Data loss is one of the biggest threats facing modern laboratories and that’s exactly why you should pay undivided attention to lab data security. 

How to Maintain Lab Data Security

Poorly executed, manual processes, outdated systems, or obsolete technology can all contribute to data security problems and diminish lab data security infrastructure. That’s why it’s so important to ensure a comprehensive, versatile approach and establish a strategy to protect your data. 

Here are some practical tips on how to ensure data security in a laboratory. 

New technology

To assess the security level of your lab, you should consider where you currently store and host your data and check whether the system you are using is efficient and secure enough. Hosting your data irresponsibly is the first deadly sin of laboratory security. 

Investing in new technology will not only grant you greater protection of your data but will also provide your team with reliable and productive tools for day-to-day working. If you use an outdated, obsolete system, or even worse, store your data manually, on physical pieces of paper, there’s no wonder why your data ends up lost or leaked. Relying on outdated technology is not only a risk to your data security but it can also slow your team down. 
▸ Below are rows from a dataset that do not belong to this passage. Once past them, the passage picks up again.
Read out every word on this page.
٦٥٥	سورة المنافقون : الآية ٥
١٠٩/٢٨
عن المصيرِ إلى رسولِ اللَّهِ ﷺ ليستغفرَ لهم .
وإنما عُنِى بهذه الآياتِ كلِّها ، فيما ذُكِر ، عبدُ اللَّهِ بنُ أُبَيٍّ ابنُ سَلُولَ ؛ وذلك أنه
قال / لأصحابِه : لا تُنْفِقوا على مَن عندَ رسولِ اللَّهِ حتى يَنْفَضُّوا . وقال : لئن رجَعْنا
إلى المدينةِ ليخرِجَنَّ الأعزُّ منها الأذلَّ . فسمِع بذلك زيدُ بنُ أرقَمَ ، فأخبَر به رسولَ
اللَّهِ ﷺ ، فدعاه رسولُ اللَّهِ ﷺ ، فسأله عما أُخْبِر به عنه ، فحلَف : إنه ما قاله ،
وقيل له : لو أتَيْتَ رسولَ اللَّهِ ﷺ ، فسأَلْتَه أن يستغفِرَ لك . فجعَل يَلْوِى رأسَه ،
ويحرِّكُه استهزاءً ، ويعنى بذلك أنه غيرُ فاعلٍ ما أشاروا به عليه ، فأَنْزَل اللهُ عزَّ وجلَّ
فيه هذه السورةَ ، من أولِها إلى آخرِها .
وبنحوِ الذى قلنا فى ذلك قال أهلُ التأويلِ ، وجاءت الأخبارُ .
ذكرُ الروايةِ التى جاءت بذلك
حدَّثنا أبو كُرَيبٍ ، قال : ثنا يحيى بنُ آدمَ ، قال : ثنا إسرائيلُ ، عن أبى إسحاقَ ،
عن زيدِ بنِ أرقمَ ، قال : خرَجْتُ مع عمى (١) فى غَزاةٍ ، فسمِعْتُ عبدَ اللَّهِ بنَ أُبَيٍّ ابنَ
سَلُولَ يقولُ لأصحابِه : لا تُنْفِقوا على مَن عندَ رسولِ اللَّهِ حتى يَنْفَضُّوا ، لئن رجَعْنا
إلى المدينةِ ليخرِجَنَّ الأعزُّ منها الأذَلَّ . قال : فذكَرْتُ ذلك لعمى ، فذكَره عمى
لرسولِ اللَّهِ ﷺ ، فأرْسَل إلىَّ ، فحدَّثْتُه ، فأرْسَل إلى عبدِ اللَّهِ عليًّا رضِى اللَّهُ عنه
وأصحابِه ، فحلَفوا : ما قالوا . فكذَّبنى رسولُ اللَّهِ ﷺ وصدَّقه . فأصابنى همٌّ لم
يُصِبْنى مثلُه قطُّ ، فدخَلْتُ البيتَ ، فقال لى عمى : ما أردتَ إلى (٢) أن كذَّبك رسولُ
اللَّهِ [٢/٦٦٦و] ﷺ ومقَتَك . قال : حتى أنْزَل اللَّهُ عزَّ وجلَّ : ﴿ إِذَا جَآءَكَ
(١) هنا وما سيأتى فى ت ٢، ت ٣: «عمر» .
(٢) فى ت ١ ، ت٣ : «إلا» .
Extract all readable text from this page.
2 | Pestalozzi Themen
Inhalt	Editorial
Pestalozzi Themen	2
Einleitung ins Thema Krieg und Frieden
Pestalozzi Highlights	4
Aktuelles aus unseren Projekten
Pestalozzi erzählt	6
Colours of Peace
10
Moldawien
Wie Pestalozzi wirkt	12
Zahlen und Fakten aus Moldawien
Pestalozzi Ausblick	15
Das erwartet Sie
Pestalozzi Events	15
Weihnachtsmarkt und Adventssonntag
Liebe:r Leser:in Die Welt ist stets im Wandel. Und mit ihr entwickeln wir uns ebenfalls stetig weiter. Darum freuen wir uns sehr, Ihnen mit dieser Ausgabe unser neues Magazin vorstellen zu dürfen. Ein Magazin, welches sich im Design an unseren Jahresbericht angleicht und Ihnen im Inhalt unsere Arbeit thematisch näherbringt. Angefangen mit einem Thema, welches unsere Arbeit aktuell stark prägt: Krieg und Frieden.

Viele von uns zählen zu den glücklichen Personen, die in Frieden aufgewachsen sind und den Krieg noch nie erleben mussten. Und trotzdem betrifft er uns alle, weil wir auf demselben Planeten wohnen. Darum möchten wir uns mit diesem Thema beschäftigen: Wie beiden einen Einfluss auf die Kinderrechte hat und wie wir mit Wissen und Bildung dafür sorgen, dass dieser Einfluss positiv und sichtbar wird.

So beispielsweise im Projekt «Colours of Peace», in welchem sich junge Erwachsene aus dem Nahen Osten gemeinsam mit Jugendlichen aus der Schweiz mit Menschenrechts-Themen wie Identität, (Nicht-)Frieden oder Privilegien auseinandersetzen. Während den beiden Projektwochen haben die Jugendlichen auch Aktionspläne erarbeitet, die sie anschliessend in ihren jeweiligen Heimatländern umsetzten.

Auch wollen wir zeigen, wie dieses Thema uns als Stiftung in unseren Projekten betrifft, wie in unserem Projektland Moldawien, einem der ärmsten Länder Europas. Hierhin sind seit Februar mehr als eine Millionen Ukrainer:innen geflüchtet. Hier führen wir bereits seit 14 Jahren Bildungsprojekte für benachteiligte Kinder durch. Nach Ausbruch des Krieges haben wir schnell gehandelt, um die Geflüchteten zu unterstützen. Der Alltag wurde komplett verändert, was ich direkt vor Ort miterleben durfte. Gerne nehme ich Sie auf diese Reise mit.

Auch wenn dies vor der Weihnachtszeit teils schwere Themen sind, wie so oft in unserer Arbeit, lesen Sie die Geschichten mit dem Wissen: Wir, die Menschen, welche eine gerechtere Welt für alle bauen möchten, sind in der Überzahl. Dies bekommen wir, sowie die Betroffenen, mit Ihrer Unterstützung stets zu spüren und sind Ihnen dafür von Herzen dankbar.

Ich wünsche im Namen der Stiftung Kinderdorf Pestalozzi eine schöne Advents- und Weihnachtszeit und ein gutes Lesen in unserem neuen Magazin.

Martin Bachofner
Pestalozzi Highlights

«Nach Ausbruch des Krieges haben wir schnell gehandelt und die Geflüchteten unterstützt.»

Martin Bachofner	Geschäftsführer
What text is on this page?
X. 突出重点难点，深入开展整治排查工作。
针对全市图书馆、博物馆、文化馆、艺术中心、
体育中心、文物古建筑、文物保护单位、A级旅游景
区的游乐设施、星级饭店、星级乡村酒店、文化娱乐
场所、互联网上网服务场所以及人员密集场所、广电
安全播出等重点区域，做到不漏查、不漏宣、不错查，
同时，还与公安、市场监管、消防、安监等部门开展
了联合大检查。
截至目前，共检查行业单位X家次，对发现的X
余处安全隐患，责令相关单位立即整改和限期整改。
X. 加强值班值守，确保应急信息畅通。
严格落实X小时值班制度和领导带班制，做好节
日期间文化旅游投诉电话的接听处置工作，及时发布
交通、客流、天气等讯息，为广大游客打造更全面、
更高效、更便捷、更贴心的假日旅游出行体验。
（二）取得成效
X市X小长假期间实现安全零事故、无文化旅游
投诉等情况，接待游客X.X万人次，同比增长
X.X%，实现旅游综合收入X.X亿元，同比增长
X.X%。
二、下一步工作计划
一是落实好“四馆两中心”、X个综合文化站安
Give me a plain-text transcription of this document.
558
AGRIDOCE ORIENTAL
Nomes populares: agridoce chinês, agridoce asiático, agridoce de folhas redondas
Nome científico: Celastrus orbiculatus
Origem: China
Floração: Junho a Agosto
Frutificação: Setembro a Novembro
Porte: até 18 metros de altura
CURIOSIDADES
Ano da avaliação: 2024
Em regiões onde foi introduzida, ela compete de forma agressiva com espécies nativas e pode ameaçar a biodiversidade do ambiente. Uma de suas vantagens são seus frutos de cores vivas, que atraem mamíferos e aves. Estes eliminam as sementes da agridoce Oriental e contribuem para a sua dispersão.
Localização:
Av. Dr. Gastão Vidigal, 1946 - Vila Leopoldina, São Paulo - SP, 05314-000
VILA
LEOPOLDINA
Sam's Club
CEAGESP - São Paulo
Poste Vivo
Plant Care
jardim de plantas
One of the best ways to increase lab data security is to invest in LIMS, also known as a laboratory management system. As the name itself suggests, LIMS stores and manages your data, providing security features to help you secure the data and protect it from any cyberattacks. Moreover, by incorporating Electronic Lab Notebook, LIMS encrypts all the data, keeping it safe from unauthorized access. 

Data hosting

To ensure the highest security of your data, you should establish whether your chosen data hosting option is the best for your organization. If you feel like your security infrastructure is safe and reliable, you may opt for on-premise hosting. However, if you feel that your lad data security infrastructure is lacking, you may want to consider choosing a cloud-based data storage and entrust your data to a second party. It may come in handy for smaller labs looking for reliable and flexible solutions. 

If you are planning to implement LIMS, make sure to discuss types of hosting with your potential vendor to choose the most convenient and secure option. 

Access security

Modern laboratories use a wide range of systems and applications in their day-to-day work. Many of them offer their own security options and preferences. It’s important to make use of such features to ensure that the security is at its highest level. 

Something as simple as setting a strong access password is enough to ensure first-level security. Often, cybercrime happens just because of simple oversight, such as setting a weak password. 

However, if you need extra security, I would strongly advise you to introduce role-specific access controls and authentication. Role-based access controls allow you to control who can access specific applications and data sets and monitor access history. If you invest in LIMS implementation, you have this option covered. 

Up-to-Date Instruments and Devices

Many instruments and devices used in modern labs operate based on network-based collaboration and data sharing. If you forget to keep the instruments updated, the connection between them and your network can be compromised and make your systems prone to cyber-attacks. Make sure to always keep them up-to-date. 

The same applies to mobile devices used as part of everyday operations, such as tablets, smartphones, or wireless research devices. To protect your devices from unauthorized access, ensure the authentication process to safeguard your network and devices to mitigate the risk of cybercrime. 

Keep Your Data Secure

Unfortunately, there’s no trick when it comes to data security – no single methodology or technology will have it completely covered. That’s why your data security strategy must be comprehensive and use multiple levels of protection. 

Labs should undertake regular assessments of data security risks and come up with an efficient plan to protect their data on multiple levels of protection in hardware, network security, application, and access security. To do so, I would strongly advise you to consider introducing laboratory management systems to keep your data safely stored.